HONG KONG, 25 June 2018 – Housing prices are unlikely to reverse course in the short-term, assuming the government introduces a vacancy tax similar to the level of government rates. But developers are expected to turn less aggressive in land bidding, according to JLL's monthly Residential Sales Report released today.
There is growing anticipation for the government to announce a vacancy tax on residential units by the end of June. Market sources claim that the levy will likely to be focused on new-builds in the market, and charged using existing taxation channels.
As of the end of 2017, about 21% of the 42,942 vacancy residential units were new builds, a jump from just 8% five years ago. Developers may have held back on selling inventory on hand with a goal to fetch a higher price at the right timing. The figure, however, still remains below the 30% recorded back in 2006, when the number of vacant new builds reached 19,000 units. The highest level of residential vacancy ever recorded in the city since 1990, in terms of number of flats, was 74,200 units, in 2002.

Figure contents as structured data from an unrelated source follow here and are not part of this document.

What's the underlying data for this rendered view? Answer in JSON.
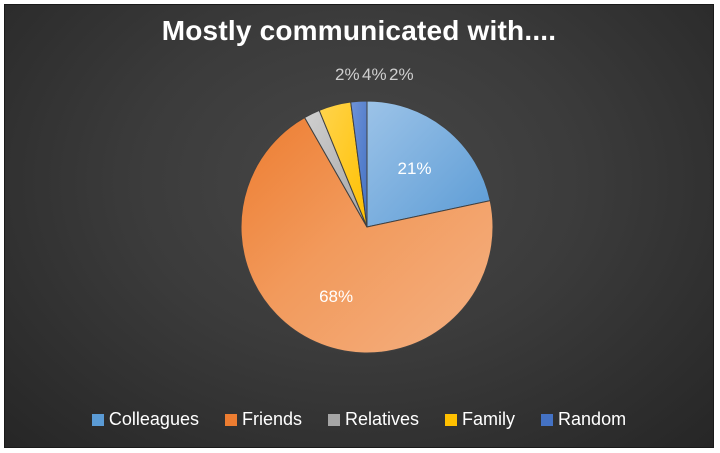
{
  "chart_data": {
    "type": "pie",
    "title": "Mostly communicated with....",
    "categories": [
      "Colleagues",
      "Friends",
      "Relatives",
      "Family",
      "Random"
    ],
    "values": [
      21,
      68,
      2,
      4,
      2
    ],
    "labels": [
      "21%",
      "68%",
      "2%",
      "4%",
      "2%"
    ],
    "colors": [
      "#5b9bd5",
      "#ed7d31",
      "#a5a5a5",
      "#ffc000",
      "#4472c4"
    ],
    "legend_position": "bottom"
  }
}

Henry Mok, Regional Director of Capital Market at JLL, said: "Conceptually, a vacancy tax will pressure developers to offload inventory within a shorter period of time. They may need to reconsider the launch strategy of their new projects to maximise revenue whilst minimizing vacancy costs. In the long-run, we may see an adjustment on land prices, as developers look to safeguard their bottom line in anticipation of higher holding costs. Still, the extent of the impact would depend on magnitude of the tax,"
Ingrid Cheh, Associate Director of research department at JLL, said: "Assuming an approach akin to government rates being charged on leased properties, a 5% vacancy tax on the rateable value of a property may not be sufficiently punitive. The tax would translate to a 0.1% haircut to current market yields (standing at roughly 2.3%). In spite of that, developers are unlikely to forgo capital appreciation potential of residential properties, which have exhibited a CAGR of 7.2% since 1990. Meanwhile, developers may consider funnelling the additional costs to buyers to offset the vacancy tax, leveraging on the strong levels of demand in the market,"
"Also, we anticipate some issues to arise revolving around the fairness of implementing the vacancy tax. Developers with stronger financial backing may be less affected by higher holding costs. The ability of developers to offload inventory could also depend on the intrinsic characteristics of the project as well as external timing factors such as the issuance of pre-sale consent," Mok added.